Being a scientist is tough, but being a scientist who is female is tougher than being a scientist who is male. I know this because it has been my personal experience. I have had negative experiences during my training and work in my chosen profession that are shared by my female colleagues, but not one of these episodes have been shared by my male colleagues. I am therefore forced to conclude that most of these negative experiences are a direct result of my gender.
Equality and affirmative action have made some gains in the past decades and I am especially grateful. Without the work of these tireless pioneers I would not be a university professor. Sexism and misogyny have not gone away though; instead they have become subtle and in some ways more nefarious. Women experiencing sexism today risk “death by a thousand cuts”. One event by itself is survivable, but a lifetime of these smaller insults takes its toll. After a while you start to question whether it’s all in your head. I am being too sensitive? Pick your battles carefully. Don’t rock the boat. I’m sure he didn’t mean to come across that way, he’s a nice guy. Sexism and misogyny are clearly still a problem in science and academia. Two recent examples include the fiasco with the Ask Alice advice column at Science Careers and the illuminating interview of an academic couple in the journal Science .
What Works for Women at Work helps to articulate the subtle biases that women experience in their professional lives and is particularly relevant to scientists as a large portion of the interview data was collected from female researchers. The book focuses on four patterns that the authors identified in their data that represent challenges for women in their professional lives due to cultural and societal biases around gender. They are:
1) Prove-It-Again! I’ve already shown you that I’m a competent individual, but because I’m a women I need to prove my competence over and over and over again. If I’m meeting you for the first time you will make (often incorrect) assumptions about my competence just because I’m a woman.
2) The Tightrope. Women should behave a certain way. If I don’t act a certain way and I’m a woman then I’m trouble. Act too feminine; well you must be an idiot, so you’ll have to Prove-It-Again! Act too masculine and you are abrasive, aggressive, don’t play well with others, are difficult to work with, and lack social skills.
3) The Maternal Wall. If I don’t have kids then something must be wrong with me. Once I do have kids then I’m not serious about my career and somehow using my uterus has made me into an idiot and not fully committed to my work. If I chose to have kids then I should be at home mothering them 24/7 and therefore should “lean out” or give up my spot to someone who is fully committed to their career.
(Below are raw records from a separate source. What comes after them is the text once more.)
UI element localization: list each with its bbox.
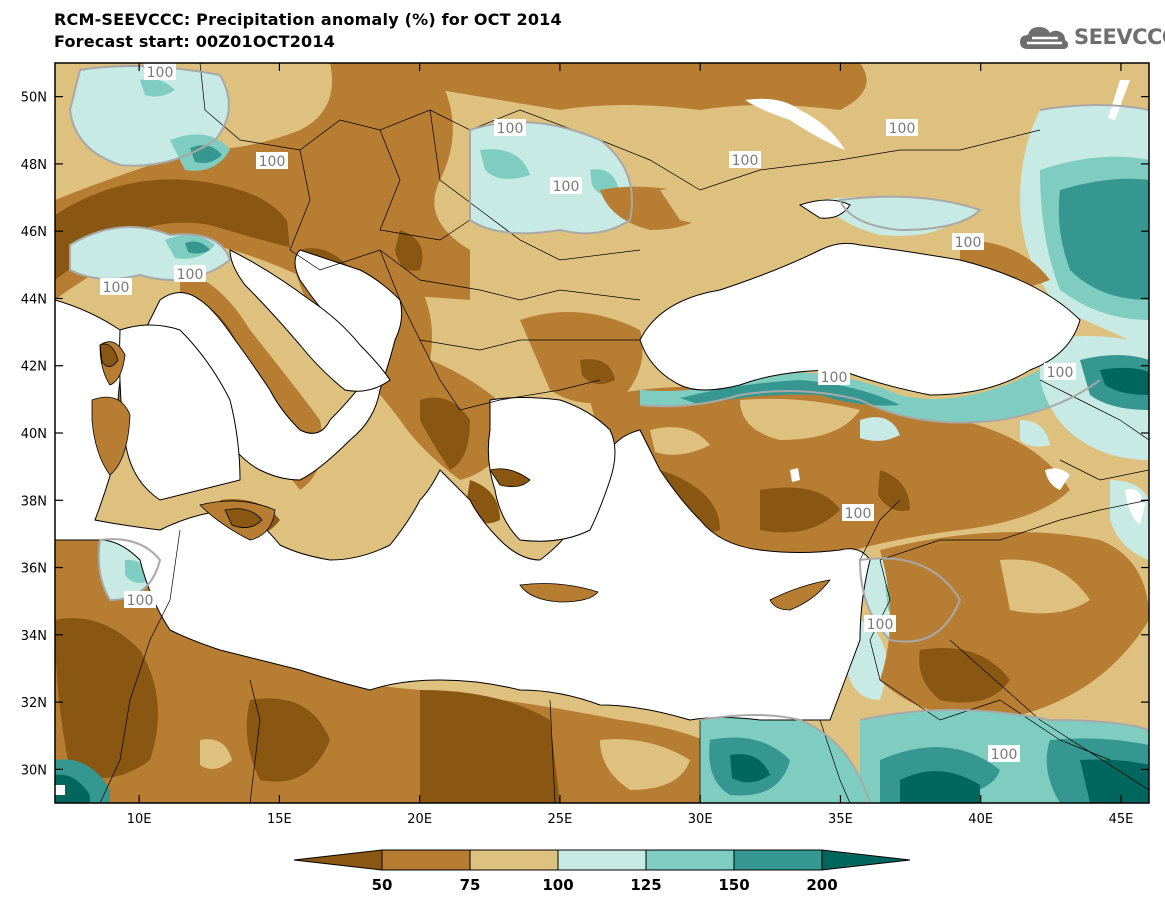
lat-tick-label: 34N [21,629,47,644]
colorbar: 50 75 100 125 150 200 [293,849,911,894]
snow-gaps [55,80,1145,795]
lon-tick-label: 15E [267,812,292,827]
colorbar-level-label: 50 [372,876,393,894]
colorbar-segment [645,849,735,871]
latitude-axis: 30N 32N 34N 36N 38N 40N 42N 44N 46N 48N 50N [21,91,1149,778]
contour-label: 100 [867,617,894,633]
forecast-start-label: Forecast start: 00Z01OCT2014 [54,32,336,51]
colorbar-high-triangle [821,849,911,871]
contour-label: 100 [553,179,580,195]
anomaly-field [55,63,1149,803]
lon-tick-label: 25E [548,812,573,827]
lat-tick-label: 50N [21,91,47,106]
contour-label: 100 [991,747,1018,763]
contour-label: 100 [497,121,524,137]
map-title: RCM-SEEVCCC: Precipitation anomaly (%) f… [54,10,562,29]
lat-tick-label: 40N [21,427,47,442]
lat-tick-label: 38N [21,494,47,509]
lon-tick-label: 40E [968,812,993,827]
lat-tick-label: 44N [21,292,47,307]
lon-tick-label: 30E [688,812,713,827]
lon-tick-label: 45E [1109,812,1134,827]
colorbar-level-label: 75 [460,876,481,894]
logo-text: SEEVCCC [1074,25,1165,49]
contour-label: 100 [147,65,174,81]
lon-tick-label: 20E [407,812,432,827]
contour-label: 100 [845,506,872,522]
contour-label: 100 [821,370,848,386]
colorbar-level-label: 100 [542,876,573,894]
contour-label: 100 [177,267,204,283]
contour-label: 100 [889,121,916,137]
contour-label: 100 [127,593,154,609]
lon-tick-label: 10E [127,812,152,827]
colorbar-low-triangle [293,849,383,871]
contour-label: 100 [955,235,982,251]
lat-tick-label: 42N [21,360,47,375]
colorbar-segment [469,849,559,871]
lat-tick-label: 30N [21,763,47,778]
islands [91,341,831,611]
lat-tick-label: 36N [21,562,47,577]
lat-tick-label: 46N [21,225,47,240]
contour-label: 100 [103,280,130,296]
country-borders [99,63,1149,803]
contour-label: 100 [1047,365,1074,381]
longitude-axis: 10E 15E 20E 25E 30E 35E 40E 45E [127,63,1134,827]
lon-tick-label: 35E [828,812,853,827]
seevccc-logo: SEEVCCC [1018,22,1165,52]
colorbar-segment [733,849,823,871]
lat-tick-label: 48N [21,158,47,173]
colorbar-level-label: 125 [630,876,661,894]
colorbar-level-label: 200 [806,876,837,894]
colorbar-segment [381,849,471,871]
colorbar-segment [557,849,647,871]
contour-label: 100 [259,154,286,170]
lat-tick-label: 32N [21,696,47,711]
sea-mask [55,199,1081,721]
colorbar-level-label: 150 [718,876,749,894]
contour-100-lines [68,65,1149,803]
contour-label: 100 [732,153,759,169]
cloud-icon [1020,27,1069,49]
contour-labels: 100 100 100 100 100 100 100 100 100 100 … [100,63,1076,763]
4) The Tug of War. Traditionally academia was a man’s game and was based on a monastic model of education. Do I try to play the game like the guys do? Do I do the opposite so that I can maintain my femininity? Can I attempt to change how the game is played? How are other women playing the game? Is there space for only one token woman in the game? Women often disagree with how other women are navigating this landscape; these disagreements are characterized as “cat-fights” and used to bolster the idea that women are irrational and emotional creatures.
That’s quite the stacked deck…certainly not a level playing field.
The strength of this book is that it clearly defines these biases and provides concrete examples of the behaviours that are the result of these biases that negatively impact professional women. The most valuable part of this book is that it goes one step further and provides strategies for combatting each of these biases. The authors are especially savvy since they recognize that one strategy will not work for everyone and they therefore offer multiple options that could be used alone or in conjunction through the course of a career. The strategies are realistic and take into account that you are playing a rigged game where you will likely be unable to change the rules of the game.
Part V of the book addresses the additional challenge of Double Jeopardy faced by women of colour who have to combat biases based not only on their gender, but also on their race. As a white woman this section of the book revealed my ignorance on the experiences of people of colour in academia. I need to do better.
The two final chapters of the book deal with the difficult decision of how to recognize a toxic environment and how to decide if it is worth staying, or whether the best career move is to leave. The final part of the book summarizes the book’s take home messages as 20 quick paragraphs.
I wish that this book had been available to read when I was just starting out my career in academia. It would have saved me many sleepless nights as a graduate student and post-doc, especially after I had my kids. I wouldn’t have felt so isolated and might have had better coping strategies than righteous anger. I’ll be recommending this book as a read to my trainees in an attempt to combat the “old boys network” culture that still pervades many aspects of academia. If you are a male academic wanting to be a real ally to your female colleagues, but don’t know where to start, reading this book would be a great first step. Perhaps the best analogy (especially if you are a gamer) for how “others” experience life can be found on John Scalzi’s website.